The Whangārei suburb of Morningside continues to be the most sought-after rental area, with one house for rent there attracting 56 inquiries in the first two days of June.


Second was a house in Gillingham Rd in Kamo with 52 inquiries and one in Korau Rd in Tikipunga was third with 38 inquiries over the same period.

Head of Trade Me Property, Nigel Jeffries, said the working class, particularly those living closer to central Auckland, were doing quite a trade off to save rent by looking further afield.

Much like people travelling to Auckland from Hamilton and those commuting by trains for more than an hour each day in Wellington, he said Northland appealed to those who could work a few days out of the region.

For those working on the North Shore it meant a commute could be about 90 minutes, less time than if they lived in West Auckland and with far less traffic to negotiate.

"Transport routes are getting better and rents are cheaper in Northland and they're getting paid Auckland wages and they pay Northland rents so it's quite a nice equation.

"People are working in Whangārei for two to three days and a similar number of days in Auckland.

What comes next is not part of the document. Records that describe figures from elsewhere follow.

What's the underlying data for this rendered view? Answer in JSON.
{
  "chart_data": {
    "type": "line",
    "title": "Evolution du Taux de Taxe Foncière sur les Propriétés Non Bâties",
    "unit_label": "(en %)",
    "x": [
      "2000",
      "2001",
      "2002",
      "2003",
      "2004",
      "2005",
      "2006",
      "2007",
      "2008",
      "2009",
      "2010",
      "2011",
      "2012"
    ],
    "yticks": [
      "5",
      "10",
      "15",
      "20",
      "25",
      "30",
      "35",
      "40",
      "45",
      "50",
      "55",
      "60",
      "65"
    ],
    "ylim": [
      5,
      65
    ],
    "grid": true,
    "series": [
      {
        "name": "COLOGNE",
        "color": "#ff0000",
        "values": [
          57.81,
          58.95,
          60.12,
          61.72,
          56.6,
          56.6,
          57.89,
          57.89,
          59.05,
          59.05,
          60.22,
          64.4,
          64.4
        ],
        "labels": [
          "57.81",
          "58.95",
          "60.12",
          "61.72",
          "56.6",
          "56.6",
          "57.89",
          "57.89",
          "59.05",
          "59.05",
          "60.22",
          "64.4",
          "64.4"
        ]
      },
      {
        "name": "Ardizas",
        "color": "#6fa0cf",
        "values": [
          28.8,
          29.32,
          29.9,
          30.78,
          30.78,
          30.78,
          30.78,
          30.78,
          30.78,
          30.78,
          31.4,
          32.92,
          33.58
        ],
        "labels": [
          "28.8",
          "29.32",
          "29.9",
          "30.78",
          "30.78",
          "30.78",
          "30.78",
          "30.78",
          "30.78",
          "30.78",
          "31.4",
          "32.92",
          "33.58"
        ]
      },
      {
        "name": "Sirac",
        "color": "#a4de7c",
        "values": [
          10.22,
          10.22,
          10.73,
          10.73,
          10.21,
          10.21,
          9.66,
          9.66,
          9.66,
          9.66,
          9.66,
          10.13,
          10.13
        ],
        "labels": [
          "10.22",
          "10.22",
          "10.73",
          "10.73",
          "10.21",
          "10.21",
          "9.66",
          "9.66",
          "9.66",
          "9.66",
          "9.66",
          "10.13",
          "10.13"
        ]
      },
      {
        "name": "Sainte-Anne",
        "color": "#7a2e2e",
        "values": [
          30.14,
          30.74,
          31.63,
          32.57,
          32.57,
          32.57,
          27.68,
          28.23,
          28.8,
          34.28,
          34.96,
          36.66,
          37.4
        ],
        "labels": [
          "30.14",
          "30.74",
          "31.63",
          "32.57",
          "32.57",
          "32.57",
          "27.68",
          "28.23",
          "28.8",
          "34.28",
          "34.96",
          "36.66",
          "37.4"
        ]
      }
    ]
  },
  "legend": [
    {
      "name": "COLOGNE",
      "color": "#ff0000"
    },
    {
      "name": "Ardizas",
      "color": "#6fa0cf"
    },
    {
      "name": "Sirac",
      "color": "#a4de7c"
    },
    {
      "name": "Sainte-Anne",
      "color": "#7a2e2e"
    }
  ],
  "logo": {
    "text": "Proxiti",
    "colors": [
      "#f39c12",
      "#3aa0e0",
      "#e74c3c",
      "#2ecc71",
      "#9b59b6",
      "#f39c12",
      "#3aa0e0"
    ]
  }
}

If they are getting company cars, then commuting to and from Auckland becomes easier and cheaper.

"That's certainly been a trend in the last couple of years as people escape high rents (in Auckland), although that arrangement works against locals who can't find suitable and affordable rental accommodation," he said.

In the last couple of years, he said demand for both rental properties and homes for sale in Northland continued to outstrip supply and that would continue to be the trend for some time.


He said new builds in Northland would not solve the rental problem as they would likely be occupied by home owners rather than rented out.

Jeffries said median rents dipped in some winter months but that was unlikely this year.

All districts in Northland experienced a fall in median rents between May and June except Kaipara that saw an increase from $400 to $430.

In the Far North, the median rent decreased from $370 to $360.

People staying longer in rental properties are further exacerbating the demand.

The median rent in Northland in January was $385, dropping slightly to $380 in February before rising to $400 in April and staying the same in May.